1. In the past, it was “retail investors fighting each other,” now it’s “institutions on guard”
Previously, the main players were retail investors and large whales.
When prices fell to a certain level, panic selling would cause a stampede, with no buyers to absorb the sell-off, leading to a free fall.
But now? BlackRock, Fidelity, and other giants managing trillions of dollars are in the game. You think they’ll let the price crash to $30,000? That’s like leading themselves into a trap.
Their cost basis is around $50,000–$60,000. As long as the price stays below their cost, they’re more eager to defend the price than retail investors.
2. This decline isn’t for “liquidation,” but for “rebalancing”
The current volatility is essentially large institutions accumulating more positions.
They need to shake out those old retail investors with extremely low-cost holdings and convert them into their own positions.
Since it’s about accumulation, they’ll control the cost.
If the price drops to $30,000, they’ll incur losses themselves. If other big players snatch up the low-cost chips, it would be a loss for them.

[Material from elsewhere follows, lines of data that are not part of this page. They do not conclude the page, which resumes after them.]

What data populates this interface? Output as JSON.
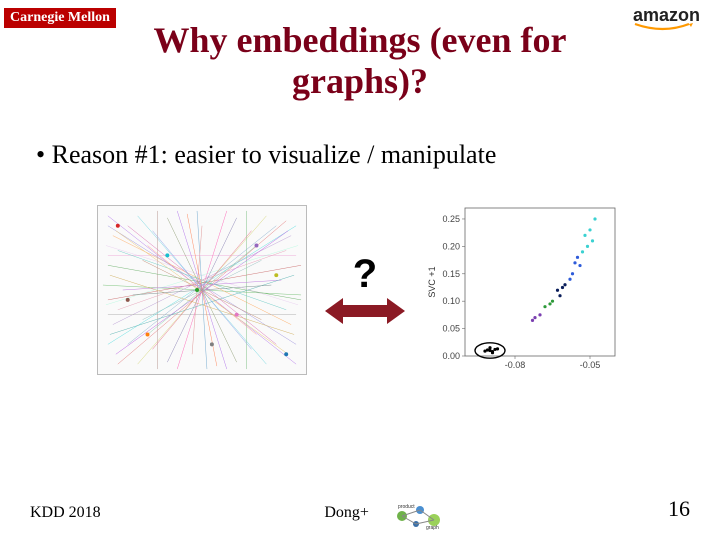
{
  "logos": {
    "cmu_text": "Carnegie Mellon",
    "amazon_text": "amazon"
  },
  "title": "Why embeddings (even for graphs)?",
  "bullet_text": "Reason #1: easier to visualize / manipulate",
  "arrow_symbol": "?",
  "footer": {
    "left": "KDD 2018",
    "center": "Dong+",
    "page": "16"
  },
  "chart_data": {
    "type": "scatter",
    "title": "",
    "xlabel": "",
    "ylabel": "SVC +1",
    "xlim": [
      -0.1,
      -0.04
    ],
    "ylim": [
      0.0,
      0.27
    ],
    "xticks": [
      -0.08,
      -0.05
    ],
    "yticks": [
      0.0,
      0.05,
      0.1,
      0.15,
      0.2,
      0.25
    ],
    "series": [
      {
        "name": "cluster-cyan",
        "color": "#3bd1d1",
        "points": [
          [
            -0.048,
            0.25
          ],
          [
            -0.05,
            0.23
          ],
          [
            -0.052,
            0.22
          ],
          [
            -0.049,
            0.21
          ],
          [
            -0.051,
            0.2
          ],
          [
            -0.053,
            0.19
          ]
        ]
      },
      {
        "name": "cluster-blue",
        "color": "#2e5bd9",
        "points": [
          [
            -0.055,
            0.18
          ],
          [
            -0.056,
            0.17
          ],
          [
            -0.054,
            0.165
          ],
          [
            -0.057,
            0.15
          ],
          [
            -0.058,
            0.14
          ]
        ]
      },
      {
        "name": "cluster-navy",
        "color": "#0a1e5a",
        "points": [
          [
            -0.06,
            0.13
          ],
          [
            -0.061,
            0.125
          ],
          [
            -0.063,
            0.12
          ],
          [
            -0.062,
            0.11
          ]
        ]
      },
      {
        "name": "cluster-green",
        "color": "#2e9a3a",
        "points": [
          [
            -0.065,
            0.1
          ],
          [
            -0.066,
            0.095
          ],
          [
            -0.068,
            0.09
          ]
        ]
      },
      {
        "name": "cluster-purple",
        "color": "#7a3fb0",
        "points": [
          [
            -0.07,
            0.075
          ],
          [
            -0.072,
            0.07
          ],
          [
            -0.073,
            0.065
          ]
        ]
      },
      {
        "name": "cluster-dense",
        "color": "#000000",
        "points": [
          [
            -0.09,
            0.01
          ],
          [
            -0.088,
            0.012
          ],
          [
            -0.089,
            0.008
          ],
          [
            -0.091,
            0.011
          ],
          [
            -0.087,
            0.013
          ],
          [
            -0.092,
            0.009
          ],
          [
            -0.09,
            0.015
          ],
          [
            -0.089,
            0.006
          ]
        ]
      }
    ],
    "ellipse": {
      "cx": -0.09,
      "cy": 0.01,
      "rx": 0.006,
      "ry": 0.014
    }
  }
}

So, the bottom must be raised.
3. More “state capital” and “public companies” involved
El Salvador, Bhutan, and even some US states are making moves.
These “long-term capital” aren’t here for short-term swings; they’re here for asset allocation. With their support at the bottom, a collapse to $30,000–$40,000 is nearly impossible.
Short-term volatility is inevitable, and the price might even spike above $50,000 to shake out some bulls.
But I believe the chance of dropping back to $30,000–$40,000 is almost zero.